まだ、各家庭にテレビ受像機が普及していなかった時代には、Pen 2021年8月5日「1964年、街頭テレビはこんなに小さかった! 身近なモノのサイズを考える」のような街頭テレビに黒山の人だかりができていた。

この記事の写真を見ると驚かされるが、当時の画質の悪いテレビで、本当に後ろの方の人が見えていたのかと思わず疑ってしまう。プロレス、ボクシング、大相撲の中継にはたくさんの人が集まったそうだが、1964年の東京オリンピックの時もすごかった。

このような時代、国民にとって「テレビ」がとても重要な存在であったことは疑いが無い。例えば、紅白歌合戦の最高視聴率は81.4%(1963年・第14回)である。まさに国民的テレビ番組と呼んでもよい状態であった。(ただし、民放もNHKとほぼ同時期に歩みを進めている。NHKだけが重要であったわけではない)。

しかし現在は、情報を得る手段が、新聞・ラジオ・(地上波)テレビなどのオールドメディアしか無かった当時と比べて、ケーブルテレビ、Netflixやユーチューブ等の動画配信、さらには「ネットメディア」などが乱立し情報過多といえよう。

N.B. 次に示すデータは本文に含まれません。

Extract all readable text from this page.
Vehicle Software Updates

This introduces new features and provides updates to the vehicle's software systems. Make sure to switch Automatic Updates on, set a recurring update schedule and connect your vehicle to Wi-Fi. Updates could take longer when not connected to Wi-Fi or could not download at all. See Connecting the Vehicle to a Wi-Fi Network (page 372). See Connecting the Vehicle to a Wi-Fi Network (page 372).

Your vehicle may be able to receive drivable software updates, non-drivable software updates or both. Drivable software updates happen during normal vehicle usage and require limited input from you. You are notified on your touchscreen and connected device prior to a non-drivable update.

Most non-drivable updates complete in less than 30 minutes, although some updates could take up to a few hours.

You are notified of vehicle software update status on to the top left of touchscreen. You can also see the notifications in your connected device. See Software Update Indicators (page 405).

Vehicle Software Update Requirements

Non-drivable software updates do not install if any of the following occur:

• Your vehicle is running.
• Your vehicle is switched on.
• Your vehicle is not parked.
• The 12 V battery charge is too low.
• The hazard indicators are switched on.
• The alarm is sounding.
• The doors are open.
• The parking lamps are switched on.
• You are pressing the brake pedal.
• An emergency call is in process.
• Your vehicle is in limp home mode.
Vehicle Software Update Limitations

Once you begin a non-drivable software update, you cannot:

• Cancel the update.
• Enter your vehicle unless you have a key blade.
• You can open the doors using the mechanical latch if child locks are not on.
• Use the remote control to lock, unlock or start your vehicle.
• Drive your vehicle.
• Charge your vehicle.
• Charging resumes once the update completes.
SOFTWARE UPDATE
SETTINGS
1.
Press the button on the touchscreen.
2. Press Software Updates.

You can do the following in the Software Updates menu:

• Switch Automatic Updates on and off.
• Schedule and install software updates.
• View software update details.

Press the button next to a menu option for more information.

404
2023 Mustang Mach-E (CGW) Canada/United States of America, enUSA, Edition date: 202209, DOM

「強制徴収する受信料制度」に基づく「公共テレビ」など今や「過去の遺物」だと言ってよい。「電波を押し売りする組織」を維持する必要が一体どこにあるというのだろうか。

最後の項で述べるが、本家ともいえるBBC(1936年に世界で初めてのテレビ放送を行った)も「強制受信料制度」の問題点を改革する動きを始めているのだ。

NHKを観ているのは一部の人だ
テレビ放送開始当時は重要な国民の情報源であったが、現在は多チャンネル、ネットの時代だ。NHKのテレビ放送に「公共性」など無いと言える。ちなみに2021年・第72回の紅白歌合戦の視聴率は最低の34.3%である(2022年は35.3%)。

ちなみに朝ドラの平均視聴率も1983年の「おしん」の52.6%を最後に右肩下がりで、2022年の「ちむどんどん+舞い上がれ!」は15.8%と悲惨だ(社会実情データ図解、NHK朝の連続テレビ小説年度別平均視聴率の推移)。

ついでに同「NHKドラマの平均視聴率推移」では、1987年の「独眼竜政宗(渡辺謙)」39.7%および1988年の「武田信玄(中井貴一)」39.2%以降下げ、2019年の「いだてん(中村勘九郎/阿部サダヲ)」で最低の8.2%を付けた後、「鎌倉殿の13人(小栗旬)」は12.7%である。